Dylan Sher’s project is called Before the Plate

By Diego Flammini
Assistant Editor, North American Content
Farms.com

A documentary created by a third-year University of Guelph agribusiness student looks to show how a prepared piece of food started out as crops or livestock on a farm.

“The film storyline itself is going to take food from a Toronto restaurant and follow it back to the farms those pieces of food came from,” said Dylan Sher, creator of the documentary Before the Plate. “You can actually see the food coming off the field, going down the line and eventually ending up on the plate.”

In general, he said the film’s purpose is to promote Canadian agriculture and dispel any myths consumers might have about the industry.

Before The Plate

Dylan grew up the Greater Toronto Area but his education led him to the University of Guelph and the agriculture industry. As someone who lived the rural/urban divide, he said his inspiration for the movie came after multiple conversations with his friends at home.

“Over the course of a summer while I was working on a dairy farm, I was trying to think about how to show my friends back in the city what happens on a farm and answer some of the concerns they had.

“People in the city are quick to have a very active voice without ever actually seeing it themselves.”


Dylan Sher
Photo: Twitter

A main talking point in the project is how farmers have to answer to people who don’t grow food but have strong opinions on how it should be produced.

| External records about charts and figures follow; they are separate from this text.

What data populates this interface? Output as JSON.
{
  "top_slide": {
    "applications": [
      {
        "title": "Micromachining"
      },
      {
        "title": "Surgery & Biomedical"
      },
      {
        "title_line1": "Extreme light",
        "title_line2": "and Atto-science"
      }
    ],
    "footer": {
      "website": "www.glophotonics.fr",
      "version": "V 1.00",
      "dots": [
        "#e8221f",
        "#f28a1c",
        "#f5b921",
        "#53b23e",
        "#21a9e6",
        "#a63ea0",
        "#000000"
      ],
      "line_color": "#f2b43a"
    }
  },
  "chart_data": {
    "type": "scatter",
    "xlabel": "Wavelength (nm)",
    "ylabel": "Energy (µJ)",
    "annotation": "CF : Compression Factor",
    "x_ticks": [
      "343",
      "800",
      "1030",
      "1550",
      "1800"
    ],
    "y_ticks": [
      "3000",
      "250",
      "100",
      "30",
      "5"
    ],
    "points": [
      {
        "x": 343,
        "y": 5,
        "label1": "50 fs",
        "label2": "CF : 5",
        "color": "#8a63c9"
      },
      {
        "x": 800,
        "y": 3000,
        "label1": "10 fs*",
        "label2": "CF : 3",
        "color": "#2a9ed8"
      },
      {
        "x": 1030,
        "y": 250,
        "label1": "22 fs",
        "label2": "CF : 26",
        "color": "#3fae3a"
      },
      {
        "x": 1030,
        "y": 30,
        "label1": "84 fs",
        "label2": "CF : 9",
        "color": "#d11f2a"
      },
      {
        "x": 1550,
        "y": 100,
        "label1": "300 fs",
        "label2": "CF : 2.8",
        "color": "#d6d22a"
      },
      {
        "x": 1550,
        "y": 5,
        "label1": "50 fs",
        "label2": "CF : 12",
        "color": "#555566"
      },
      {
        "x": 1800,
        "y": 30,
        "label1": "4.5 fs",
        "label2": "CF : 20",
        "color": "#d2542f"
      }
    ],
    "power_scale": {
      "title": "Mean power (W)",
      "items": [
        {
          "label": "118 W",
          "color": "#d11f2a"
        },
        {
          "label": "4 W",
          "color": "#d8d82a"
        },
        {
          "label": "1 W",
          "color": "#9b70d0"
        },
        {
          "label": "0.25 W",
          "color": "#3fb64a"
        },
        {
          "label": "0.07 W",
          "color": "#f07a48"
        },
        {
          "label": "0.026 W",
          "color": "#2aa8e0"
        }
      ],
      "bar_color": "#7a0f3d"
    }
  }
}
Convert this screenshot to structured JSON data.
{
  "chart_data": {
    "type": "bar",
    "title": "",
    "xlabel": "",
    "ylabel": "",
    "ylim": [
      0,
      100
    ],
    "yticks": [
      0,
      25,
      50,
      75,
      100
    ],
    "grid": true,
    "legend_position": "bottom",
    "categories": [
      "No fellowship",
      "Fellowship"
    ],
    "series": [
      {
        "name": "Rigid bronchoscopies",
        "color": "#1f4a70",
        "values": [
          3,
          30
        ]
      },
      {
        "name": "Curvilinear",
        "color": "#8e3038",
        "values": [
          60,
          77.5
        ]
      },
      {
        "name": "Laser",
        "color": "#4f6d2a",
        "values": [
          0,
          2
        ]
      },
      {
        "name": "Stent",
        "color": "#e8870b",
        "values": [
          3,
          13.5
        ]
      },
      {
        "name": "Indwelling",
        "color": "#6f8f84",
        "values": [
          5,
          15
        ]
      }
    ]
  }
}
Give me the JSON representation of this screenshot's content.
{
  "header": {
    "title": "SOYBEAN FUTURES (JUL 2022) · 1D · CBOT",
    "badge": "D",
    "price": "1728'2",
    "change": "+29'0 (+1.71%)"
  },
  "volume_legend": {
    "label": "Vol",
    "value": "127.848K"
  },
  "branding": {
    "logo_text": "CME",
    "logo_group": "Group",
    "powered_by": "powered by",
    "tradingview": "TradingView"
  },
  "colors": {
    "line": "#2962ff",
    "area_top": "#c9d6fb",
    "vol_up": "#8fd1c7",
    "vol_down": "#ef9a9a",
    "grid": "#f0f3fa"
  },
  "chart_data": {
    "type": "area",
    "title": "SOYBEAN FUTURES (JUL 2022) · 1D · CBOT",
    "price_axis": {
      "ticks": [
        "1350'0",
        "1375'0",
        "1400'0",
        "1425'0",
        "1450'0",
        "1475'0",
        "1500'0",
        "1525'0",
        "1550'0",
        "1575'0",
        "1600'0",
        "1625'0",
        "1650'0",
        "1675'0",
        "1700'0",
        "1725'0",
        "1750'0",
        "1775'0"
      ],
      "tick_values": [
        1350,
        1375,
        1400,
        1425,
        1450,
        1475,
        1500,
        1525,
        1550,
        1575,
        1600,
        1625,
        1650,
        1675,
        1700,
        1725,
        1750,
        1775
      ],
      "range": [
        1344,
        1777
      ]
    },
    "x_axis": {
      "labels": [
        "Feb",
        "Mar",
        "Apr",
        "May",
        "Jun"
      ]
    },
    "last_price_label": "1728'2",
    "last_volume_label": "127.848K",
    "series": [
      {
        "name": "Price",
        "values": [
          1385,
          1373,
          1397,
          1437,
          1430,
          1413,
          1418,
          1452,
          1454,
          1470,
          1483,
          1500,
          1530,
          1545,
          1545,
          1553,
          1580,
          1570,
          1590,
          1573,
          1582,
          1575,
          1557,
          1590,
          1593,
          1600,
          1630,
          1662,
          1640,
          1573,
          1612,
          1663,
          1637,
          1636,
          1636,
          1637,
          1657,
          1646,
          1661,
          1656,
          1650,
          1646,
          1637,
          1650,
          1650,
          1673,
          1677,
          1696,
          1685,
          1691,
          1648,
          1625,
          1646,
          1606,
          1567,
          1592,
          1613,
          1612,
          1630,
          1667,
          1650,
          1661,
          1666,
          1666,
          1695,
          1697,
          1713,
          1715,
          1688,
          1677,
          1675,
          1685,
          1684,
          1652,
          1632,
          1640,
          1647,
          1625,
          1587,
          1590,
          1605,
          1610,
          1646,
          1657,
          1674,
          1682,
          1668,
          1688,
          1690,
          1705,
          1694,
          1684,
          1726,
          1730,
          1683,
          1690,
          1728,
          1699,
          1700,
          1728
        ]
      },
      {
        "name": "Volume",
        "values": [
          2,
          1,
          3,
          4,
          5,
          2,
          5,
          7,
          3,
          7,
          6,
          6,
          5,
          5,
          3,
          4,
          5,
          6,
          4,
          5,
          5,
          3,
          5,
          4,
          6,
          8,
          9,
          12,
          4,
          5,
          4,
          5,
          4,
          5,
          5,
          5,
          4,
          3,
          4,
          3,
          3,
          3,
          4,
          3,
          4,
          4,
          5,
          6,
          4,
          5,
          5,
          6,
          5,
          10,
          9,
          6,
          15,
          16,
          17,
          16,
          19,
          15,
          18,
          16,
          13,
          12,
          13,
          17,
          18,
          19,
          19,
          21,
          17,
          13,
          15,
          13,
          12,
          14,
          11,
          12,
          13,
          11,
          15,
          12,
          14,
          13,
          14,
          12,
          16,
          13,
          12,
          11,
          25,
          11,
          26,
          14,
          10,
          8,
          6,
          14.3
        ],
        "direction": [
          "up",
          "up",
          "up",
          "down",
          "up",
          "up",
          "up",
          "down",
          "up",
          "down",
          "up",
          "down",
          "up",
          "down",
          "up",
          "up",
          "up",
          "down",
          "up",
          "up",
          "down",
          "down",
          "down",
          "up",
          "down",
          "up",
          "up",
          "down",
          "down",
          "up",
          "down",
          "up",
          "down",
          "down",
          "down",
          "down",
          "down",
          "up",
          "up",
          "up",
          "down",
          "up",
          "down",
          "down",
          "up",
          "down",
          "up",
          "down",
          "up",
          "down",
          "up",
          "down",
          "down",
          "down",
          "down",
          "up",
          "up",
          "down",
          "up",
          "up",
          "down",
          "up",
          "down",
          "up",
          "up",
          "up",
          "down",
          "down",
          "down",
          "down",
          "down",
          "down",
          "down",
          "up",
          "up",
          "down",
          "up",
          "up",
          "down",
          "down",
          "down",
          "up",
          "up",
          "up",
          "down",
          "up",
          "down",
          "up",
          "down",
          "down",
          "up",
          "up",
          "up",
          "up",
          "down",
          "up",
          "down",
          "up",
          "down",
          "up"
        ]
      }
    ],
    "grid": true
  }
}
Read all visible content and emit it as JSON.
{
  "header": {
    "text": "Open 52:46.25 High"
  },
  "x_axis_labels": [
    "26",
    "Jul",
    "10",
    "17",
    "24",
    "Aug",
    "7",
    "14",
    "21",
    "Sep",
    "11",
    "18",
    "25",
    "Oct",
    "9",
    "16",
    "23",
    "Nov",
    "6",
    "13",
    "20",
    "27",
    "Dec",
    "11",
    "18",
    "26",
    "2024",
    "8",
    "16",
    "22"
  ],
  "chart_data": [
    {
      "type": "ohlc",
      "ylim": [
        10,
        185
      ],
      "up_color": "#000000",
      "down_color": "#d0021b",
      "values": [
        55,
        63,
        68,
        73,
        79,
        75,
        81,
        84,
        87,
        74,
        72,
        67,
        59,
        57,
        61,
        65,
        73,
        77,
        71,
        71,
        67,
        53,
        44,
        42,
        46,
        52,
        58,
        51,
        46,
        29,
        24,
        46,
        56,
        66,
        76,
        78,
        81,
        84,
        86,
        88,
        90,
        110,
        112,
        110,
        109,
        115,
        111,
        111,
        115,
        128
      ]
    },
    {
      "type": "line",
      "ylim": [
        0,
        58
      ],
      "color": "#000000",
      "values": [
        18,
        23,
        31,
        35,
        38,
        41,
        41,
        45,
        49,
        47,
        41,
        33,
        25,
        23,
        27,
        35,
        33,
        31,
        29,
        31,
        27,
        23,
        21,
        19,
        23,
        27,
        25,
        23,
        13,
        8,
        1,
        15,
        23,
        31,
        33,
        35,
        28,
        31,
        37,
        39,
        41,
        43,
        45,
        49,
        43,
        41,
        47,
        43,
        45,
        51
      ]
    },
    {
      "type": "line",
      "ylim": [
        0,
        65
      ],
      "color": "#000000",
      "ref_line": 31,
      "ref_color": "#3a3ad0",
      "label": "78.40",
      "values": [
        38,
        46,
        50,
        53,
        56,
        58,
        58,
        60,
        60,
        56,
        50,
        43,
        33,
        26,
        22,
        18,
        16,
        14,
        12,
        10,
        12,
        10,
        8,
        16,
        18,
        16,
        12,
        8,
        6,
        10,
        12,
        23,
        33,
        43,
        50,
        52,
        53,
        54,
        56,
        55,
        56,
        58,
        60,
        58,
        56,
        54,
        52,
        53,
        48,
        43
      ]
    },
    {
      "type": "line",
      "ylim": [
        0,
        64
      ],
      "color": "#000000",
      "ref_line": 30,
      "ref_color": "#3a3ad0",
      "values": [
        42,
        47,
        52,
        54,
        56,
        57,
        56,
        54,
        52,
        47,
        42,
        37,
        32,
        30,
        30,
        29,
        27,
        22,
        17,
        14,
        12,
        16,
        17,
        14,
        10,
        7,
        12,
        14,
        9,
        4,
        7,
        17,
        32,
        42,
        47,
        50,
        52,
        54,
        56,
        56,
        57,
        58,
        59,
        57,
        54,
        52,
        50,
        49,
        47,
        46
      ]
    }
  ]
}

“It’s a point of frustration for (the farmers),” Sher said. “They dedicate their lives to this and take pride in what they do and are stomped on by others. No farmer looks at another and says they’re better, but in the city there’s a strong moral divide.”

Dylan has set up a Kickstarter page to help secure funding for his project, which he hopes to show at the Toronto International Film Festival in 2018 or have picked up by streaming services.

Donations are being accepted until Feb. 18.